Dans une conclusion brillante qui cherche à nous guider dans ce portrait complexe, l’avocate évoque le procès d’une femme fantôme. Il serait trop facile de considérer Laurence Coly comme un monstre, elle appartient à notre communauté humaine. Affronter son acte, c’est refuser de rester sidéré sur la plage avec elle.
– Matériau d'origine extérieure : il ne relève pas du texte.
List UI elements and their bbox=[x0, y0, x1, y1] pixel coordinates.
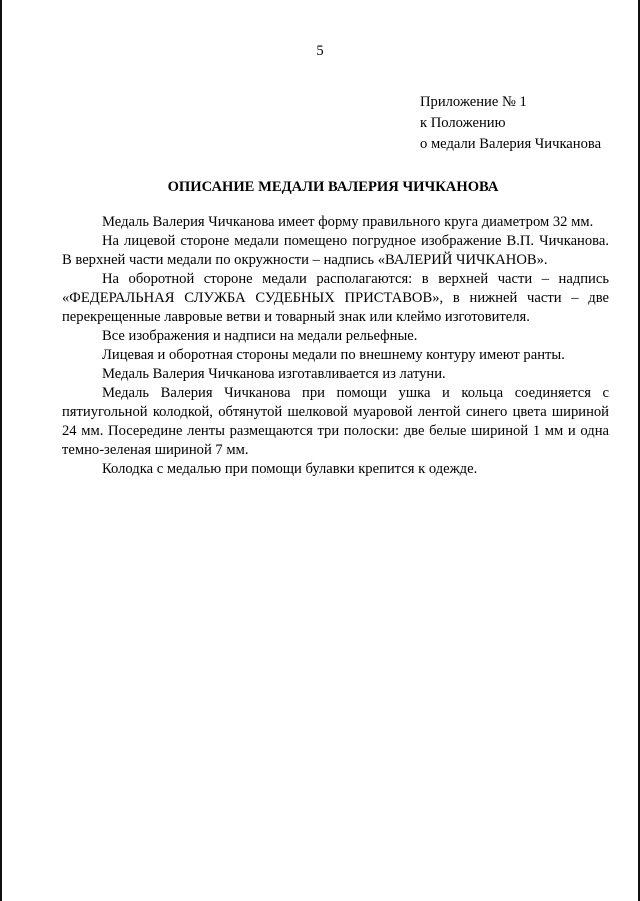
annex-line-2: к Положению bbox=[420, 115, 506, 131]
scan-edge-left bbox=[0, 0, 2, 901]
annex-line-1: Приложение № 1 bbox=[420, 94, 527, 110]
document-body bbox=[62, 213, 609, 479]
annex-line-3: о медали Валерия Чичканова bbox=[420, 136, 602, 152]
paragraph-attachment: Колодка с медалью при помощи булавки крепится к одежде. bbox=[102, 461, 478, 477]
document-title: ОПИСАНИЕ МЕДАЛИ ВАЛЕРИЯ ЧИЧКАНОВА bbox=[167, 179, 499, 195]
paragraph-reverse: На оборотной стороне медали располагаются: в верхней части – надпись «ФЕДЕРАЛЬНАЯ СЛУЖБА СУДЕБНЫХ ПРИСТАВОВ», в нижней части – две перекрещенные лавровые ветви и товарный знак или клеймо изготовителя. bbox=[62, 271, 609, 325]
annex-block bbox=[420, 92, 635, 155]
page-number: 5 bbox=[316, 43, 324, 59]
paragraph-ribbon: Медаль Валерия Чичканова при помощи ушка и кольца соединяется с пятиугольной колодкой, обтянутой шелковой муаровой лентой синего цвета шириной 24 мм. Посередине ленты размещаются три полоски: две белые шириной 1 мм и одна темно-зеленая шириной 7 мм. bbox=[62, 385, 609, 458]
paragraph-rims: Лицевая и оборотная стороны медали по внешнему контуру имеют ранты. bbox=[102, 347, 565, 363]
paragraph-material: Медаль Валерия Чичканова изготавливается из латуни. bbox=[102, 366, 446, 382]
paragraph-shape: Медаль Валерия Чичканова имеет форму правильного круга диаметром 32 мм. bbox=[102, 214, 594, 230]
paragraph-relief: Все изображения и надписи на медали рельефные. bbox=[102, 328, 418, 344]
paragraph-obverse: На лицевой стороне медали помещено погрудное изображение В.П. Чичканова. В верхней части медали по окружности – надпись «ВАЛЕРИЙ ЧИЧКАНОВ». bbox=[62, 233, 609, 268]
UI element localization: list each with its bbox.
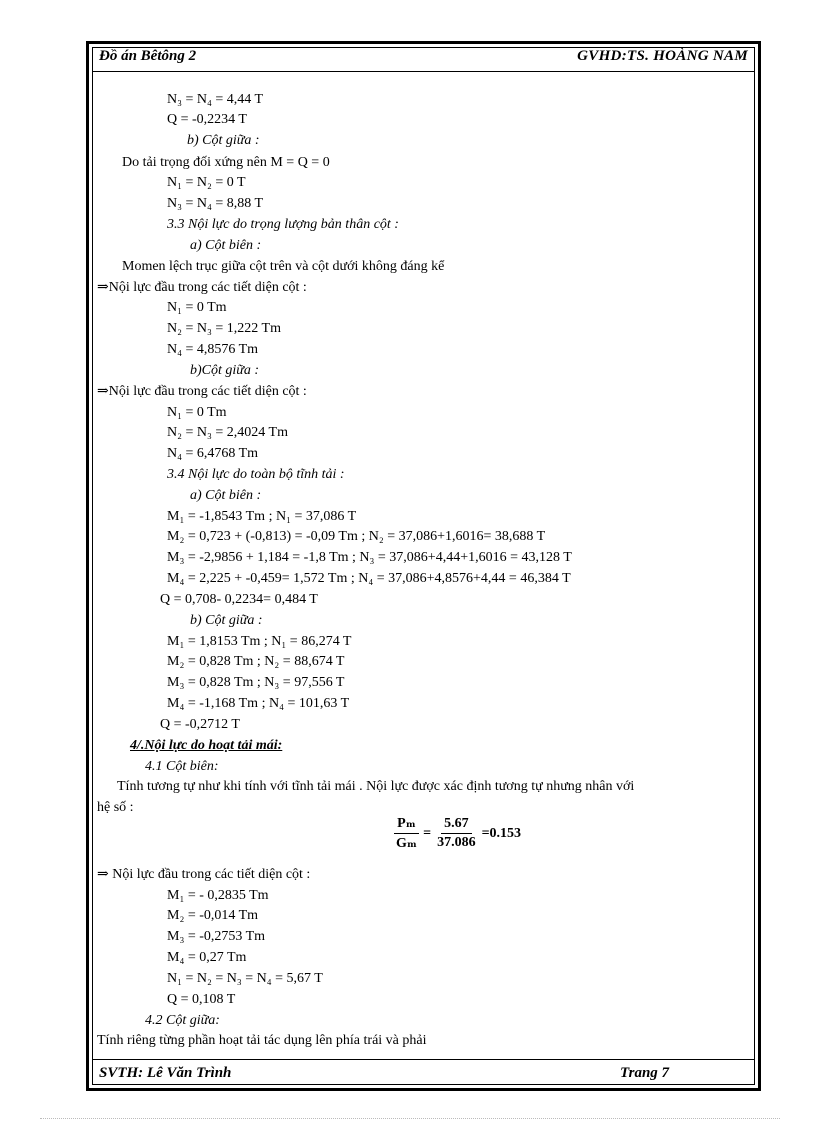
text-line: M₃ = -0,2753 Tm <box>167 929 266 944</box>
text-line: N₄ = 4,8576 Tm <box>167 342 259 357</box>
subheading: a) Cột biên : <box>190 488 262 503</box>
footer-left: SVTH: Lê Văn Trình <box>99 1065 232 1081</box>
text-line: Momen lệch trục giữa cột trên và cột dưới không đáng kể <box>122 259 445 274</box>
fraction-numerator: Pₘ <box>394 815 419 834</box>
header-rule <box>93 71 754 72</box>
text-line: N₂ = N₃ = 1,222 Tm <box>167 321 281 336</box>
footer-right: Trang 7 <box>620 1065 670 1081</box>
text-line: ⇒Nội lực đầu trong các tiết diện cột : <box>97 280 307 295</box>
text-line: N₂ = N₃ = 2,4024 Tm <box>167 425 288 440</box>
coefficient-formula <box>390 815 521 852</box>
text-line: ⇒ Nội lực đầu trong các tiết diện cột : <box>97 867 311 882</box>
text-line: Tính riêng từng phần hoạt tải tác dụng lên phía trái và phải <box>97 1033 427 1048</box>
text-line: M₄ = 0,27 Tm <box>167 950 247 965</box>
equals-sign: = <box>423 825 432 841</box>
scan-edge <box>40 1118 780 1121</box>
text-line: Q = 0,708- 0,2234= 0,484 T <box>160 592 318 607</box>
subheading: 4.1 Cột biên: <box>145 759 219 774</box>
section-heading: 4/.Nội lực do hoạt tải mái: <box>130 738 283 753</box>
subheading: 4.2 Cột giữa: <box>145 1013 220 1028</box>
footer-rule <box>93 1059 754 1060</box>
text-line: Tính tương tự như khi tính với tĩnh tải mái . Nội lực được xác định tương tự nhưng nhân với <box>117 779 635 794</box>
text-line: M₂ = 0,723 + (-0,813) = -0,09 Tm ; N₂ = 37,086+1,6016= 38,688 T <box>167 529 546 544</box>
text-line: N₃ = N₄ = 8,88 T <box>167 196 264 211</box>
text-line: N₁ = 0 Tm <box>167 300 227 315</box>
subheading: b)Cột giữa : <box>190 363 260 378</box>
text-line: Q = 0,108 T <box>167 992 236 1007</box>
fraction-numerator: 5.67 <box>441 816 472 834</box>
section-heading: 3.3 Nội lực do trọng lượng bản thân cột : <box>167 217 399 232</box>
text-line: N₄ = 6,4768 Tm <box>167 446 259 461</box>
text-line: M₃ = -2,9856 + 1,184 = -1,8 Tm ; N₃ = 37,086+4,44+1,6016 = 43,128 T <box>167 550 572 565</box>
text-line: N₁ = N₂ = N₃ = N₄ = 5,67 T <box>167 971 323 986</box>
header-right: GVHD:TS. HOÀNG NAM <box>577 48 748 64</box>
text-line: M₁ = -1,8543 Tm ; N₁ = 37,086 T <box>167 509 357 524</box>
section-heading: 3.4 Nội lực do toàn bộ tĩnh tải : <box>167 467 345 482</box>
text-line: M₄ = 2,225 + -0,459= 1,572 Tm ; N₄ = 37,086+4,8576+4,44 = 46,384 T <box>167 571 571 586</box>
subheading: a) Cột biên : <box>190 238 262 253</box>
text-line: Q = -0,2234 T <box>167 112 247 127</box>
text-line: ⇒Nội lực đầu trong các tiết diện cột : <box>97 384 307 399</box>
text-line: M₃ = 0,828 Tm ; N₃ = 97,556 T <box>167 675 345 690</box>
text-line: N₃ = N₄ = 4,44 T <box>167 92 264 107</box>
fraction-values <box>434 816 479 851</box>
text-line: Q = -0,2712 T <box>160 717 240 732</box>
text-line: N₁ = 0 Tm <box>167 405 227 420</box>
subheading: b) Cột giữa : <box>187 133 260 148</box>
text-line: M₁ = - 0,2835 Tm <box>167 888 269 903</box>
subheading: b) Cột giữa : <box>190 613 263 628</box>
text-line: hệ số : <box>97 800 134 815</box>
text-line: M₂ = 0,828 Tm ; N₂ = 88,674 T <box>167 654 345 669</box>
text-line: N₁ = N₂ = 0 T <box>167 175 246 190</box>
fraction-pm-gm <box>393 815 420 852</box>
fraction-denominator: Gₘ <box>396 836 418 851</box>
text-line: Do tải trọng đối xứng nên M = Q = 0 <box>122 155 330 170</box>
formula-result: =0.153 <box>481 825 522 841</box>
text-line: M₁ = 1,8153 Tm ; N₁ = 86,274 T <box>167 634 352 649</box>
fraction-denominator: 37.086 <box>437 835 476 850</box>
text-line: M₂ = -0,014 Tm <box>167 908 259 923</box>
header-left: Đồ án Bêtông 2 <box>99 48 197 64</box>
text-line: M₄ = -1,168 Tm ; N₄ = 101,63 T <box>167 696 350 711</box>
Une fille porte toute sa vie des cellules de sa mère. Mais ce qu’on sait moins c’est qu’une mère qui met un enfant au monde, garde en elle des cellules de son bébé. Lili continuera à vivre à travers sa mère. Dans le corps de chaque femme, coexistent des cellules de ses ancêtres et de ses descendantes. Ces cellules s’appellent des cellules chimériques. Elles forment un fil invisible entre les femmes.
Ce fil chimérique transmet les savoirs et les traumas. Alors qu’il voit sa femme tourmentée, le compagnon de Rama lui souffle : « C’est ta mère qui est cassée, pas toi ». Rama traîne un fardeau qui n’est pas le sien. Elle est enceinte, en passe de devenir mère. Elle veut se débarrasser des cicatrices qui ont traversé des générations avant elle. Les douleurs de la colonisation, de l’exil. Le réel rejoint l’abstraction, avant d’être mères, les femmes sont des chimères. Chacune les contient toutes.
Plusieurs fois primé, notamment à la Mostra de Venise, le film représentera la France aux Oscars 2023.